The doctor was evacuating his wounded, who had to be taken over all the long road to Furnes, with the result that many died by the way, and, looking at them pitifully, an idea which had been germinating for some time in Gipsy's brain suddenly took form. Why should there not be a dressing-station close up to the lines at the front? Could not many lives be saved if the wounded could have immediate rest and care, so as to neutralize the effects of shock and fortify them for what they had to go through in the way of weary journeying and knocking about? At present, many a man died from a comparatively slight wound, because his system was utterly exhausted by shock and he had no strength left. While they were still discussing the project, from which extraordinary results were to spring, a French marine came in screaming with pain; two of his fingers had been severed, and he sobbed and groaned so heart- rendingly that, though they were getting a little hardened, it almost unstrung Mrs. Knocker.

It was still raining hard when, tired out, the two friends returned to their house. It was quite lonely, no other member of the party being there at the time. They found the back-door open and the glass panels smashed. As they stood for a second looking at one another in surprise, they could hear the distant rumble of the guns and the immediate drip and splutter of the rain running down in spouts from the roof. They slowly penetrated into the empty house, not knowing what they might not meet. The front-door also stood wide open, and it looked as if whoever had been there had hastily escaped that way on hearing their approach. However, they searched everywhere, and, having found no sign of anyone, at last literally dropped asleep as they undressed, tumbling into bed dead-beat.

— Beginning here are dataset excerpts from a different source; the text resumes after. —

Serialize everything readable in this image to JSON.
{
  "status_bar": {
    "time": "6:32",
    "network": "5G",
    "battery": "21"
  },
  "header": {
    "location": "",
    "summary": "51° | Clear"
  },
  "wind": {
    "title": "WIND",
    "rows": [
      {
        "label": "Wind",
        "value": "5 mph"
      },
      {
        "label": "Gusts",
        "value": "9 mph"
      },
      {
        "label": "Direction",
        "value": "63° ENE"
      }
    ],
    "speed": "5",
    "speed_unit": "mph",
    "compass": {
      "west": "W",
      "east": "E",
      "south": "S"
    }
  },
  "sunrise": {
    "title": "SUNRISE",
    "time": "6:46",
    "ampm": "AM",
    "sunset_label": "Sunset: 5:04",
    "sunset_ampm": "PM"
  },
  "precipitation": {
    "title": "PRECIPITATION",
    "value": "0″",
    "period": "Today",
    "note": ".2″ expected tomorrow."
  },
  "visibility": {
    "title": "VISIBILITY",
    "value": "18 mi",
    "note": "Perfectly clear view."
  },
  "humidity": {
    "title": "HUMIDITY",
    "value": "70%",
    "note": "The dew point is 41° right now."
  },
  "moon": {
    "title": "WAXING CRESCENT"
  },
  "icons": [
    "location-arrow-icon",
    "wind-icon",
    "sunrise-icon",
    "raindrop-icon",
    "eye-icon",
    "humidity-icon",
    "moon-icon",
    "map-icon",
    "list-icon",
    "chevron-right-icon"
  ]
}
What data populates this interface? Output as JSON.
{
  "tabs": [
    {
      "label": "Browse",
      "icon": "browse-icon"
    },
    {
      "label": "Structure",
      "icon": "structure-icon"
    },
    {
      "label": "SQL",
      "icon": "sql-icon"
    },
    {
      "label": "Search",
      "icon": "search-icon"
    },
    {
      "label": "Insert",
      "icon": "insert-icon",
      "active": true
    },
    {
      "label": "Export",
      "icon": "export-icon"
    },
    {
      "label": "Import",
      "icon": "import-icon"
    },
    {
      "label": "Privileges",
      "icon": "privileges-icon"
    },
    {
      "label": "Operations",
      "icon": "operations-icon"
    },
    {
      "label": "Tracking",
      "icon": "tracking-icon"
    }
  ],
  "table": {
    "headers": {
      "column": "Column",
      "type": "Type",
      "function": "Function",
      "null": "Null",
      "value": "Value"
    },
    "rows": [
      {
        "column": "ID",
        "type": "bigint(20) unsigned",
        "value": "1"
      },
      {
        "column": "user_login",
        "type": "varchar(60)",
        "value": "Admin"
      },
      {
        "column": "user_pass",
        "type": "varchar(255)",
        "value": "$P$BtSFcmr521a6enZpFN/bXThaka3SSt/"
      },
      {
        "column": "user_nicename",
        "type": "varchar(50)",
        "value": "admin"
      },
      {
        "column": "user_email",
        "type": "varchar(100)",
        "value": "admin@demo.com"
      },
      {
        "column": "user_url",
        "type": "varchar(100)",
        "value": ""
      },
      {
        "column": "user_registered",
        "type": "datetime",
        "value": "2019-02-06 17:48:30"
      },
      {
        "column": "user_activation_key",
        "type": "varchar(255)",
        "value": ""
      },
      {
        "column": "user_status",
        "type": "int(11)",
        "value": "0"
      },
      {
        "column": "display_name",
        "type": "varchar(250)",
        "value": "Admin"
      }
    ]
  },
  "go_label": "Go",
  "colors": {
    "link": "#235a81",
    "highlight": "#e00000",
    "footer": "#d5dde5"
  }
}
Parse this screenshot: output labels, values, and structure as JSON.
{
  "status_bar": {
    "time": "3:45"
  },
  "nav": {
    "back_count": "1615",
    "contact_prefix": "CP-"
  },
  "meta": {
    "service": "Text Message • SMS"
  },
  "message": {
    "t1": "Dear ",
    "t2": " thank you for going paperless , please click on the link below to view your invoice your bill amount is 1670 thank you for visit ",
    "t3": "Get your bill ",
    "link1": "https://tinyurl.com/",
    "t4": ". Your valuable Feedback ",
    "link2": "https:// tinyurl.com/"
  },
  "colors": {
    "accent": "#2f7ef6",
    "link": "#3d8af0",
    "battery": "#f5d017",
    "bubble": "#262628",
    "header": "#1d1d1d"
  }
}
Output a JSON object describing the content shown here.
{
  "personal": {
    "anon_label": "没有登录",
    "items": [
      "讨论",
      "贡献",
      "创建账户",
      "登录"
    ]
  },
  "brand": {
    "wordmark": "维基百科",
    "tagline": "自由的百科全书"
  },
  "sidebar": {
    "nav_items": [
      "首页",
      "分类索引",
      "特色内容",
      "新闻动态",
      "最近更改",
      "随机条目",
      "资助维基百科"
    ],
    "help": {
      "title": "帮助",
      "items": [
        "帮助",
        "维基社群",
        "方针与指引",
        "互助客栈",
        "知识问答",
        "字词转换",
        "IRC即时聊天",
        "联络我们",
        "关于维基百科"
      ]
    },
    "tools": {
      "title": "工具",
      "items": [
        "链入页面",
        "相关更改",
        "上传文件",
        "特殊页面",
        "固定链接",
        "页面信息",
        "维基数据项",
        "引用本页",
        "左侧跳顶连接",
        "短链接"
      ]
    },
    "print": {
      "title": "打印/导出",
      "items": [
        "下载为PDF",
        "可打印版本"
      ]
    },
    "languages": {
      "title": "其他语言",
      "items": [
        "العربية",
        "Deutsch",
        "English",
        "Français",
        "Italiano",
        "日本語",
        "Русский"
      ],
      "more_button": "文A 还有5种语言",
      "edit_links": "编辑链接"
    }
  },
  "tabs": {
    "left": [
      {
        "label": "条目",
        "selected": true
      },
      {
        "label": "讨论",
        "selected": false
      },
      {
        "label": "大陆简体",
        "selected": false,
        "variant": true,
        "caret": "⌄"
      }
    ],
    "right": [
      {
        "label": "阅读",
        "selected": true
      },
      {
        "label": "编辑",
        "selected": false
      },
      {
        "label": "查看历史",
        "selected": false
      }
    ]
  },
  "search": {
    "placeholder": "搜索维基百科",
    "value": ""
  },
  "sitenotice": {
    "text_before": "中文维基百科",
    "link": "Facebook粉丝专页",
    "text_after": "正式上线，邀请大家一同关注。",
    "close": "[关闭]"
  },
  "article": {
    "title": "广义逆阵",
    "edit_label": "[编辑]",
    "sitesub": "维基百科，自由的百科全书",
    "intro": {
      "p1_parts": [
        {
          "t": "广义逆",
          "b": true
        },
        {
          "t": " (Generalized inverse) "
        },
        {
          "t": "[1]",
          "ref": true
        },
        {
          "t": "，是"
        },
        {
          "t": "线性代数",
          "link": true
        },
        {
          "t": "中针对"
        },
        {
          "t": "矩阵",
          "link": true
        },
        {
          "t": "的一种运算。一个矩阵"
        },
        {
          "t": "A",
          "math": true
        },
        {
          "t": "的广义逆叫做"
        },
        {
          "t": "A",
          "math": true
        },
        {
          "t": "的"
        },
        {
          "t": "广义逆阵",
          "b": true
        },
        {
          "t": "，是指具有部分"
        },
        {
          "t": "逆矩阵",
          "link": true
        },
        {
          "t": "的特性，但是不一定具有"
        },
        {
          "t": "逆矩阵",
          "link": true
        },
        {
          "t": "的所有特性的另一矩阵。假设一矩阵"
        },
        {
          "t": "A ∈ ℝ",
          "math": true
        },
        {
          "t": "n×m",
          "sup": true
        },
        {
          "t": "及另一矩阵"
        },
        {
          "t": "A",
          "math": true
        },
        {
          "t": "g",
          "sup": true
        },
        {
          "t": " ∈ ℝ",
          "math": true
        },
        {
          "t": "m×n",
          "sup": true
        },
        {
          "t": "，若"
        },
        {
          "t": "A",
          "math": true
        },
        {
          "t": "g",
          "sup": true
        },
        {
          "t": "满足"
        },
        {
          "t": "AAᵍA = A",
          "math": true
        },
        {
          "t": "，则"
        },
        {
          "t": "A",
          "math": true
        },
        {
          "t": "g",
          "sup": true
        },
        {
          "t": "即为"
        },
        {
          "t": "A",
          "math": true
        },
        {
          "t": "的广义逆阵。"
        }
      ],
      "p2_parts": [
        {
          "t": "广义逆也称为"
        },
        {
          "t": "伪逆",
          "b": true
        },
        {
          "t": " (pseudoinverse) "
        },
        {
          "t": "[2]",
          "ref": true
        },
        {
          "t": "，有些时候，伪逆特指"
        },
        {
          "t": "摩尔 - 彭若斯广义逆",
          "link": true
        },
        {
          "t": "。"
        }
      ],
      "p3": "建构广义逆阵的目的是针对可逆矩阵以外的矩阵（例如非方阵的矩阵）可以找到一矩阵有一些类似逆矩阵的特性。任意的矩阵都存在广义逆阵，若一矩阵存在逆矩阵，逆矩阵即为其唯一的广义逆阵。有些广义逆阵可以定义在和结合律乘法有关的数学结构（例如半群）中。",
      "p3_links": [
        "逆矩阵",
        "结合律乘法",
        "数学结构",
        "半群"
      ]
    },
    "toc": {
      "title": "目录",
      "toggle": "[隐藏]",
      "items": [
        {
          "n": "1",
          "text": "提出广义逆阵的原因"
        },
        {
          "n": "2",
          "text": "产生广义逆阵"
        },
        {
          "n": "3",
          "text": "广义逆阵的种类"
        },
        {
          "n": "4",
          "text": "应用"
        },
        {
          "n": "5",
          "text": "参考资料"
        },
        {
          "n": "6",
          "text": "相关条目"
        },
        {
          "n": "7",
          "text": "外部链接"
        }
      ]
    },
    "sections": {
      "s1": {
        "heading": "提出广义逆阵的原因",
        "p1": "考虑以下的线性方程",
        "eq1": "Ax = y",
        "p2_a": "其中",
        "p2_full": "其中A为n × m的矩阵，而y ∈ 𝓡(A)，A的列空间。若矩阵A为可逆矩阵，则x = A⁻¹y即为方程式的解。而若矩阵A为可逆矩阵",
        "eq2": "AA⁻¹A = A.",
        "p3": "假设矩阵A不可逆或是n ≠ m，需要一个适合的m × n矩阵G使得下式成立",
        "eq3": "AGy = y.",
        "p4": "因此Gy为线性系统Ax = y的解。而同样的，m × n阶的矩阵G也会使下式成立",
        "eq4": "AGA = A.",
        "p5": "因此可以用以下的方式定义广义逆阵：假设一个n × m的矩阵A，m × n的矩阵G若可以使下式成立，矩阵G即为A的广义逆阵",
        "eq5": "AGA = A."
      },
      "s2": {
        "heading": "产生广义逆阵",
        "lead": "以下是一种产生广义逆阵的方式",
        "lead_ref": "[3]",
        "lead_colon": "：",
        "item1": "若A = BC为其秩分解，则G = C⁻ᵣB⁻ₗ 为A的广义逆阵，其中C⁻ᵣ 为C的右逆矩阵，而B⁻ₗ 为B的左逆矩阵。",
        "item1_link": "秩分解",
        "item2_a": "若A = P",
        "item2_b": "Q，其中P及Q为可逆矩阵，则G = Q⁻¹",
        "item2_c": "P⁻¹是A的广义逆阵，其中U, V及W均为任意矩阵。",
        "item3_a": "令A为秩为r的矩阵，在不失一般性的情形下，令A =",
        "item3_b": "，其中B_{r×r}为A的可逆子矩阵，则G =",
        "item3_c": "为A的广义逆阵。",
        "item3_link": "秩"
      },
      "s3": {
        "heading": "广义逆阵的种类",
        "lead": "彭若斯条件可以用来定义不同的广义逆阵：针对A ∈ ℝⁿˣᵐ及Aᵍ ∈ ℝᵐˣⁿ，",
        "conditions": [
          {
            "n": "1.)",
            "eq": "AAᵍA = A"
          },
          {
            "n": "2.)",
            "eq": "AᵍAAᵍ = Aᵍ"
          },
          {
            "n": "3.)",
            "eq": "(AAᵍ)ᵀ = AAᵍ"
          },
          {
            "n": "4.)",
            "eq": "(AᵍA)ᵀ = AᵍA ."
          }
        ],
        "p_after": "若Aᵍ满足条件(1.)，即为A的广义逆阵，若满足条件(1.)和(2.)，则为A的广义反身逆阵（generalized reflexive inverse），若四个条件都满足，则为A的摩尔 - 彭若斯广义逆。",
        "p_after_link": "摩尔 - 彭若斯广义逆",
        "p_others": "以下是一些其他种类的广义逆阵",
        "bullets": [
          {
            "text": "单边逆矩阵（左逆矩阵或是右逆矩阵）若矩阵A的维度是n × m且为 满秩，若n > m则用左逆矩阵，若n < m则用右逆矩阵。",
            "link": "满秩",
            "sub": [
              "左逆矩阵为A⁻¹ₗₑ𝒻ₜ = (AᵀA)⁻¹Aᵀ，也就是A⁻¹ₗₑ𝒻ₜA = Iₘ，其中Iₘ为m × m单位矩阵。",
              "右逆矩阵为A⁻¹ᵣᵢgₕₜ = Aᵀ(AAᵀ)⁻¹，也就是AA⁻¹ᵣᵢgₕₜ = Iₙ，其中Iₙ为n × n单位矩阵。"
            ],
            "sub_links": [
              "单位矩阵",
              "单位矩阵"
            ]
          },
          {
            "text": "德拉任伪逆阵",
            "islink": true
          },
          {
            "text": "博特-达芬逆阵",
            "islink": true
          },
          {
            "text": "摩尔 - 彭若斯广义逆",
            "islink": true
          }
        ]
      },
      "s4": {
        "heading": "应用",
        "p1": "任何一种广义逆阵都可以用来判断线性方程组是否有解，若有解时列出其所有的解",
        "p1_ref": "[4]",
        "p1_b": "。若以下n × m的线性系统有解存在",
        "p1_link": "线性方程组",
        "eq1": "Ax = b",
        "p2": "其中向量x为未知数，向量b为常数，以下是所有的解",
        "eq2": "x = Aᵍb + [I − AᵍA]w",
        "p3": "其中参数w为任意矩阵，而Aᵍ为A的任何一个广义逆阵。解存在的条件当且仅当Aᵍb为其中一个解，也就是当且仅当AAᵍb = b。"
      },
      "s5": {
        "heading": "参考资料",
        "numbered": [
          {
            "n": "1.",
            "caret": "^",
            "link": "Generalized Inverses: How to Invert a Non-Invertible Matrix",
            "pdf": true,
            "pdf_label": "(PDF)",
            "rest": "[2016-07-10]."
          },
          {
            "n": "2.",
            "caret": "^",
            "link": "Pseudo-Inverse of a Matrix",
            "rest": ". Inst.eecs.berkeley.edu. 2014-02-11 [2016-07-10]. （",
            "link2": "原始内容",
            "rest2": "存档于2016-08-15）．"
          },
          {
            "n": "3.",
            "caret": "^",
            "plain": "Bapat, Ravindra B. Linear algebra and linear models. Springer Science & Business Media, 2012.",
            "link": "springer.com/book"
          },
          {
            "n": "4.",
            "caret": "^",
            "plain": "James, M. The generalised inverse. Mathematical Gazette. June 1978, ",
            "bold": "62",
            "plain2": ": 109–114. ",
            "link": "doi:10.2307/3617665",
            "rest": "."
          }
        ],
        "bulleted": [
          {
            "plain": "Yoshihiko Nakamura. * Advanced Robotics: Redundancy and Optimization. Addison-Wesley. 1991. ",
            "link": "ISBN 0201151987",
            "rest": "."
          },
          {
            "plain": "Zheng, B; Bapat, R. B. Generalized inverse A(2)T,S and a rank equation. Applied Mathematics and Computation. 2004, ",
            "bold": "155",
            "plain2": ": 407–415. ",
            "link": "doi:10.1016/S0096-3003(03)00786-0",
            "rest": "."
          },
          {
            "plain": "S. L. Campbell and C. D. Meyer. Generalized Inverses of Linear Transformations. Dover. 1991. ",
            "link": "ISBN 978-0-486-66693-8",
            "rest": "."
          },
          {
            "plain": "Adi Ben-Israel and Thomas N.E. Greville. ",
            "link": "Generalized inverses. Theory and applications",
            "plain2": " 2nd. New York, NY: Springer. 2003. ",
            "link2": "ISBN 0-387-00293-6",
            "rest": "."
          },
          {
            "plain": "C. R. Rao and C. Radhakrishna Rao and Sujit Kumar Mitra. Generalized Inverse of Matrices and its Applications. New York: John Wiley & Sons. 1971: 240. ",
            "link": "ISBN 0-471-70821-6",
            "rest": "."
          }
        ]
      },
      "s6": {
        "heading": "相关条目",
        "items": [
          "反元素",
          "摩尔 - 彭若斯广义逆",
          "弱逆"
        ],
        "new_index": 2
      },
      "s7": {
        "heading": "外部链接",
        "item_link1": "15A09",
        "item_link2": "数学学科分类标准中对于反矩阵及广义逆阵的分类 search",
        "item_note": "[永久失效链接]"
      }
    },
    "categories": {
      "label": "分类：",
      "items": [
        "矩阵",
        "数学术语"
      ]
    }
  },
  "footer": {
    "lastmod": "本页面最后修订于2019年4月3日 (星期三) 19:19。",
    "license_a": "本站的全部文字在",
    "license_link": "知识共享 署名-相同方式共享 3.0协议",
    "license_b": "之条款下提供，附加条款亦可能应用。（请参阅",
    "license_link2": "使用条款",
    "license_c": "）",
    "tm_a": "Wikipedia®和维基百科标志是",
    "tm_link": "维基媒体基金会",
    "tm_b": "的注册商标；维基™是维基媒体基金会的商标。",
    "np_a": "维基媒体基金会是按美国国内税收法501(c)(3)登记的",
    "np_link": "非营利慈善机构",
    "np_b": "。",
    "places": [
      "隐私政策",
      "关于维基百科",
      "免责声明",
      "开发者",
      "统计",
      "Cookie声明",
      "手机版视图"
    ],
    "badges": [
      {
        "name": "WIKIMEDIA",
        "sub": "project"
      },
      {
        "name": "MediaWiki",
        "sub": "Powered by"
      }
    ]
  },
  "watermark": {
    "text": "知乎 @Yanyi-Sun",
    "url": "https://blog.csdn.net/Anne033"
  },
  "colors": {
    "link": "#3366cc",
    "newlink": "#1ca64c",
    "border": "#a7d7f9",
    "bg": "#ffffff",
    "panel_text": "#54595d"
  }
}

The next morning they were still in bed when they heard a knock at the door, and when Mairi, huddling on a coat, opened it she was confronted by a burly French soldier, who looked uncommonly sheepish. He explained hurriedly and with his eyes anywhere but on her face that he wanted his revolver. "But I have not got your revolver," said Mairi, too surprised for words. "Gipsy, here's a man who wants his revolver—at least, I think that's what he wants, unless there is some other French word which sounds exactly like it."

But it was his revolver he inquired for steadily, and when they pressed him to say where it was, and why he thought they had got it, his eyes roved more wildly than before as he blurted out, "C’est dans votre lit, mesdemoiselles.'1''

Hastily they turned back to the bed, but the man slipped past them, and, putting his grimy hand beneath the pillow, drew forth his heavy revolver. Gipsy snatched it from him. "You shan't have it until you tell us how it came there," she cried, in mingled amusement and indignation; so he confessed that he and the other soldiers who were about the place, and had no regular quarters, used to come and sleep here in the daytime, because they knew the ladies were always out till late. "Ça ne fait rien, et c'est bien confortable," he ended, gripping the revolver and grinning as he rushed out.
French soldiers sleeping in the bed by daytime! Only those who have been among soldiers will understand what that means. It explained so many things!